Over the past five weeks we have discussed the implications of high public debt in the country. The alarming rate at which debt has been rising has impacted the economy negatively, contributing to the Kwacha depreciating and increasing inflation which impacts consumers and contributes to slow economic growth. The implications trickle down to ordinary Zambians who end up being taxed more while public service provision declines. Businesses and employees also feel the burden as the cost of doing business increases and could potentially lead to job losses or businesses closing down.

The situation needs to be addressed as it could lead to hard economic times for all Zambians now and also in the future. This article will explore some of the ways the Government can tackle the debt situation which will influence the way Zambia’s economic future plays out over the coming years. By far the most important step toward getting the best deal for Zambia, and reducing the impact of debt on the Zambian people, is to rebuild market confidence in our economy. There are several steps to doing this in the short, medium and long term which will help put Zambia on a more sustainable trajectory:

In the short term
The first step on the road to recovery is to be more transparent on the exact amount of Zambia’s debt, its broad structure, creditors and interest terms. This can be achieved through delivering the promised quarterly debt status reports, as well as publishing the recently conducted Debt Sustainability Analysis (DSA). The publication of these reports would help avoid speculation and for open discussions on the way forward for the country, which will in turn start to build investor confidence in the economy.

In the medium term
Demonstrating improved governance, management and controls over the economy and a willingness to re-engage with the IMF will further bolster market confidence in Zambia’s ability to manage its debt stock.
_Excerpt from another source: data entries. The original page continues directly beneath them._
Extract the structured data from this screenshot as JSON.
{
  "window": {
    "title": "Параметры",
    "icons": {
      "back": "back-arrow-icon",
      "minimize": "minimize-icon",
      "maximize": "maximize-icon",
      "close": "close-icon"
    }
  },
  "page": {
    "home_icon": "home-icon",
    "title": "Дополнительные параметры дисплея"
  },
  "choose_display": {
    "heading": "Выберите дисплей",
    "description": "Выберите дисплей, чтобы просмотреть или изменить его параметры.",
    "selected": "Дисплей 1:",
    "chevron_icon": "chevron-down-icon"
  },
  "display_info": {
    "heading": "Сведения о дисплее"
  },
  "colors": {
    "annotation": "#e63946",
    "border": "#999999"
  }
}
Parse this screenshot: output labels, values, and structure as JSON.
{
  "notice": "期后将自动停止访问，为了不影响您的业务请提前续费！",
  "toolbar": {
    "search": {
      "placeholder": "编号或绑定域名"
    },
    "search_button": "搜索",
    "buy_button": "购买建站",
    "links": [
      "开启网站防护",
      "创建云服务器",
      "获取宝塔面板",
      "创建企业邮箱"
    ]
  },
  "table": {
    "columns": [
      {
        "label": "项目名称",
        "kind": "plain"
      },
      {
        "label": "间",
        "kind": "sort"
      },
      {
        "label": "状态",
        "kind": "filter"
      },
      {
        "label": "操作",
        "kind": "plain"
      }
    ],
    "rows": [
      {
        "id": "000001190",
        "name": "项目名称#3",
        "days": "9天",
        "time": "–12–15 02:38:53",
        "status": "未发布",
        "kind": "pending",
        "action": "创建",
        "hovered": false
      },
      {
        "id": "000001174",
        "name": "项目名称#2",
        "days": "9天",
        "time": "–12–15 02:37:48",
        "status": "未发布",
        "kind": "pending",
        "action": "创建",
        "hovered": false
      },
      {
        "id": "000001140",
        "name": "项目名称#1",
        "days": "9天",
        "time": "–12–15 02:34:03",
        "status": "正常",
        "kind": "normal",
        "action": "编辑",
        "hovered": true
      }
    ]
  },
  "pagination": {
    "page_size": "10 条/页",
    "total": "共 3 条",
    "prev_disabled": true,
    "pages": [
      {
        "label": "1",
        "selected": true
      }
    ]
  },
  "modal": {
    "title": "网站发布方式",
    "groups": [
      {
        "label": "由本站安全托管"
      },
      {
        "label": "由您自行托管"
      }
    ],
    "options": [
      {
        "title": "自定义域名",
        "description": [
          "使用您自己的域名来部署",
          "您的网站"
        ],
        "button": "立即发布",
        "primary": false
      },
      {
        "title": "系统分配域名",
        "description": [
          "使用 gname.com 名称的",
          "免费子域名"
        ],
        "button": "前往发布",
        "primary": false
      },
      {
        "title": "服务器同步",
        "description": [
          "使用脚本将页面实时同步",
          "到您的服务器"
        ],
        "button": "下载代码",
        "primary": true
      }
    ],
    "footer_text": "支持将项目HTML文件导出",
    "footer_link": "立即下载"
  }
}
This includes enacting the pending legislation needed to improve financial management in the country. For example, the revision of the Loans and Guarantees Act to allow for parliament to approve loans will help to improve oversight of debt acquisition in the country; while enactment of the Planning and Budgeting Bill and Public Procurement Act will lead to prudent management of public funds. Government also needs to acquire an IMF program to help build up its foreign reserves. This would relieve the burden of interest payments and free up space for spending on pro-poor policies and public service delivery that Zambia needs to continue on a trajectory of economic growth.

In the long term
Actions taken in the short- and medium-term will help strengthen the Kwacha, build up foreign reserves, encourage more foreign investment and, ultimately, help make the longer-term refinancing of existing debt less painful.
Refinancing means that new loans will be raised in order to pay out an existing loan – namely the pending Eurobonds due in 2022, 2024 and 2025. Without taking actions in the immediate future to improve market confidence in Zambia’s economy, however, this option could be extremely expensive as market confidence impacts the rates at which Zambia can borrow money, and could swell the debt stock even further.

Tackling the country’s high debt levels requires bold steps by the Government from the short to long term. Yet building a stronger future for Zambia is not just the job of the Ministry of Finance, but should involve representatives from all sectors of our society. Government should engage business, civil society, economists, researchers, the church and other stakeholders in a constructive dialogue to explore practical ways forward for the economy. After all, debt concerns all of us.